Bab 6
"Maaf, Bu. Aku habis jalan-jalan. Ibu dan anak-anak sudah pulang ternyata. Untungnya aku udah masak tadi, Bu."
"Jalan-jalan kemana pake baju biasa gitu? Jangan bilang kamu habis ngegosip sama ibu-ibu tetangga? Jangan pernah percaya sama penggosip," katanya..
Sepertinya Ibu ketakutan kalau aku mengetahui tentangnya dari tetangga. Aku tak akan langsung menuduhnya. Akan kucari bukti-bukti kecurangannya.
"Ke kota, Bu. Kalau di Arab, justrubaku pake gamis item gini, tinggal pake cadarnya deh. Jadi, baju kayak gini kalau di sana, jadi kebiasaan. Dan memang Sunnahnya kalau perempuan pake baju yang tidak mencolok, Bu."

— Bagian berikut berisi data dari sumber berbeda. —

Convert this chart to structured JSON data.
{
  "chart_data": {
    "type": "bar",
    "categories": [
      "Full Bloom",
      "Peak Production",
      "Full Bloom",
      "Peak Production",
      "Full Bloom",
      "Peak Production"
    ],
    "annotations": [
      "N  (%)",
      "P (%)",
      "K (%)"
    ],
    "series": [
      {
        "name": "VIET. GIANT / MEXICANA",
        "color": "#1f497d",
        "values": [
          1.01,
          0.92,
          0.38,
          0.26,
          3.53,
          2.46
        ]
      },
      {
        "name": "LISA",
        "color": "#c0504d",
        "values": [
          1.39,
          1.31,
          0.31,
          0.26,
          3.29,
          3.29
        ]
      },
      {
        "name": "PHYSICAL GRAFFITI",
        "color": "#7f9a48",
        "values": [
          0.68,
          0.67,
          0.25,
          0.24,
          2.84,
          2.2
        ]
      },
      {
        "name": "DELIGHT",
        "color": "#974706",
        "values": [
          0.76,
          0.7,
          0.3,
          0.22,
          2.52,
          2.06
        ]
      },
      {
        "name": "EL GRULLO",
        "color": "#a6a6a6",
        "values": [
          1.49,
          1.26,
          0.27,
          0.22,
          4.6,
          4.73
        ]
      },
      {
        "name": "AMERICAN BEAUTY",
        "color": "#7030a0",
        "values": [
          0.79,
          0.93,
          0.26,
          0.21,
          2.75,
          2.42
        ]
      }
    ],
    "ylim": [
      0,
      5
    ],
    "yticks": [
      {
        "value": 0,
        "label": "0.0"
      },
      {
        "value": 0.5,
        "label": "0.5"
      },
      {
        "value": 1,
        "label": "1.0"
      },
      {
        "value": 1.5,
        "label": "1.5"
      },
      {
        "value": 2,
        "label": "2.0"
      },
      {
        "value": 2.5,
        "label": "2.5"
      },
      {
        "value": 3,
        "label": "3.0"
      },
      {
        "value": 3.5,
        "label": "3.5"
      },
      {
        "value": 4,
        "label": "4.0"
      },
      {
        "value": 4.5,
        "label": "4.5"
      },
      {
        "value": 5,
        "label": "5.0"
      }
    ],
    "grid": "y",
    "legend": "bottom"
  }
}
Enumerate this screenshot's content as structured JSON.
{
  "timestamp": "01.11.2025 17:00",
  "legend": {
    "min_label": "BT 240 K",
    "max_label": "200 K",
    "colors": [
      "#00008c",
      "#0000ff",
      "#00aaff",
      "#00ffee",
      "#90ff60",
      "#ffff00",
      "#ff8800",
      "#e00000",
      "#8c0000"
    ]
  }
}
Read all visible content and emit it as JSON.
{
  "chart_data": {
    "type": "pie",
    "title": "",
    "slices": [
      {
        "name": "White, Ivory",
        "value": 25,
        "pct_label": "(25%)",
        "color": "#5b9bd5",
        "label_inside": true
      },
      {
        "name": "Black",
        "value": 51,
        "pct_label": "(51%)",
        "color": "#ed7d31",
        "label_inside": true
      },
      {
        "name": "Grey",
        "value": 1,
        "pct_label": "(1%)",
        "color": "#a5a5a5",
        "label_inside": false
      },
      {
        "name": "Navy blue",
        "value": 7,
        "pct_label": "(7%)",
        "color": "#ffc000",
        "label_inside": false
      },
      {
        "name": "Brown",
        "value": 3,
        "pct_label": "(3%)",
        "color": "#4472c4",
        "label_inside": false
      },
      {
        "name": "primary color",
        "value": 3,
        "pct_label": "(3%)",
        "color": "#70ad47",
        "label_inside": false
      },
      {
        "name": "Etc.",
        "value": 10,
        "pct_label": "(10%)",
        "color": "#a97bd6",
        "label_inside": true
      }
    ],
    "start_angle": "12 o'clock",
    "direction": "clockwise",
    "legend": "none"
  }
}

"Kalau kayak gitu, gimana suamimu mau kembali," katanya.
"Apa, Bu?"
"Eh, iya maksudnya mau melirik kamu loh, Alma," ralatnya. Aku tertawa dalam hati. Ternyata Ibu keceplosan, dan itu berarti Ibu sudah tau kalau Kang Ikbal dan Susi nikah siri.
"Kang Ikbal memang udah ke lain hati kayaknya, Bu."
"Loh, memangnya kenapa? Ada yang bicara enggak-enggak sama kamu?" Ibu kebakaran jenggot.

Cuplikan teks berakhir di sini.